The reform’s disgraceful secondary legislation via the General Law of Professional Teaching Service allowed each Mexican state to design its own system for recruiting and firing teachers. Rather than creating a single scheme for all the country, now Governors and local Congresses may be able to establish their own guidelines. This was the first step for SNTE (National Teachers’ Union) and CNTE (National Teachers’ Coordination) to influence and manipulate local powers in the elaboration of education laws, which have been bent towards satisfying their interests and, thus, have betrayed the reform’s original spirit. States such as Hidalgo, Nuevo León, Sinaloa, Veracruz, Yucatán, Zacatecas and Oaxaca modified their local legislations with imprecisions and irregularities that contravene the reform, for instance, the law that was approved in Zacatecas does not explicitly state that not taking the corresponding assessment constitutes grounds for both teachers and school principals.
The Executive Power has presented Constitutional controversies against states that have not legislated on the matter; it has also filed actions of unconstitutionality against the governments of Chiapas, Michoacán and Sonora due to the non-compliance with some of the articles included in the national reform. The Executive Power’s institutional strategy that summits the Judiciary Power to determine the validity of local laws is a positive one because it addresses the balance of power within the system; however, it is a long process that will delay the reform’s implementation in all states until the Supreme Court of Justice (SCJN) adopts a position. Even if SCJN decides that some of the local laws are against the spirit of the reform and powers are forced to issue new laws, the country will end up with different legislations that will continue with the heterogeneity in the assessment criteria and, thus, will enhance an education inequality among different states.
The lack of key stakeholders such as the Secretariat of Public Education (SEP), the National Institute for Education Assessment (INEE) as well as civic society, which initially backed the education reform, have faded away from its implementation. The absence of clarity in certain criteria included in the reform and enabled by organizations such as INEE, which determined not to publish the assessment criteria for the recruitment of new teachers until after the examinations are made, has created uncertainty along the process and has contributed with the lack of homogeneity in the states’ criteria of accessing the Professional Teaching Service. Neither INEE nor SEP have participated in the process of local legislation and have left the task of “harmonizing” the laws to SNTE leader, Juan Díaz, who chose to ensure the benefits of his members and clients rather than review the content or viability of the legislation.

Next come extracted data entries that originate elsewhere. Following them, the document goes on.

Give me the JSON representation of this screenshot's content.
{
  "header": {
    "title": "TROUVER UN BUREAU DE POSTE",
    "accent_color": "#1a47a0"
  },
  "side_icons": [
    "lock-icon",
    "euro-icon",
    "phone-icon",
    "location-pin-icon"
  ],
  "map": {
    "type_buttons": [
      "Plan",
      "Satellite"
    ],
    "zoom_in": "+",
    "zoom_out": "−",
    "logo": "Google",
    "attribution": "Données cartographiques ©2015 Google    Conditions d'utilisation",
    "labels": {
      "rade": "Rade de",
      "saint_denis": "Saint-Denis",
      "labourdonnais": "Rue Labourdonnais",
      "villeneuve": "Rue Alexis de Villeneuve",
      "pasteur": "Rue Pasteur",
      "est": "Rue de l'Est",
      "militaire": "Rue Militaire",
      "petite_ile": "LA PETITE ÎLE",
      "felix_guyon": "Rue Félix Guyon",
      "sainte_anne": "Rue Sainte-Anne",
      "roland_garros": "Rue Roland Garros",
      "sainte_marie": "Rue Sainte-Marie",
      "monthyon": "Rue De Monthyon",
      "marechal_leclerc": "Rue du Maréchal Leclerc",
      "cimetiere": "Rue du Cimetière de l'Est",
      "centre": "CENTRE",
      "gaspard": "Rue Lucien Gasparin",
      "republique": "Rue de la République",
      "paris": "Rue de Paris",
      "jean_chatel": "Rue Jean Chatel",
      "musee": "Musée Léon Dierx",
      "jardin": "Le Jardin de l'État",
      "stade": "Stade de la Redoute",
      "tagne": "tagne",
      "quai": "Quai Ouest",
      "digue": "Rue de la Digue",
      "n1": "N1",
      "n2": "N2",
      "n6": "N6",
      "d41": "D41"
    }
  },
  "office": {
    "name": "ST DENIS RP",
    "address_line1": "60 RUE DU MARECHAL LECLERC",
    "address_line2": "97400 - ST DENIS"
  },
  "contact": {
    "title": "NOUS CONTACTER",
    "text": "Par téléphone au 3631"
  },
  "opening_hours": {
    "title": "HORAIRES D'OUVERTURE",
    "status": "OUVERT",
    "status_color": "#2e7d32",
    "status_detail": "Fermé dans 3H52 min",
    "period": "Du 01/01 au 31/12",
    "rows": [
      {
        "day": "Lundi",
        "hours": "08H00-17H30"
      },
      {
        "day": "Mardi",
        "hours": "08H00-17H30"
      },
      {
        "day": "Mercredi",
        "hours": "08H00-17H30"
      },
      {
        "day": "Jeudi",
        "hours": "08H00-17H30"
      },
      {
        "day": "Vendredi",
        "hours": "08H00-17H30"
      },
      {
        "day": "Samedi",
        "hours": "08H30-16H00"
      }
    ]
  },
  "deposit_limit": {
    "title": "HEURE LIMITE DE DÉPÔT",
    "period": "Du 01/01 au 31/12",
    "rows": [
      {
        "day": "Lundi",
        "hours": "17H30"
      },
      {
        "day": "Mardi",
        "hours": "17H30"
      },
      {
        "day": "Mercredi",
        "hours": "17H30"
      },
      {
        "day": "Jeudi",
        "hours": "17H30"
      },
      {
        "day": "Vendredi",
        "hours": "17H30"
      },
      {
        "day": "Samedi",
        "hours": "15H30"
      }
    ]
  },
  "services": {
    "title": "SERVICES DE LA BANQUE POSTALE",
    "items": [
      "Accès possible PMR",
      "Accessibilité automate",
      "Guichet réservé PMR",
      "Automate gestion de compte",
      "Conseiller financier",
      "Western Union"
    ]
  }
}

President Peña argued that the reform, along with the apprehension of the former leader of the teachers’ union, would be a solution to modify the current stagnation of the Mexican education system – which was ranked last in the PISA test applied to all OECD members – and create more competitive professors. Nevertheless, this reform shows that the latter was never its priority. In no moment whatsoever did the issues of true importance to the education system were addressed. The relevance of the education model, the need to change a pedagogical model based on memorizing rather than one that favors critical thinking and that will truly prepare youth to successfully face its future employment. The education problem, along with the meagre economic productivity, will remain the same.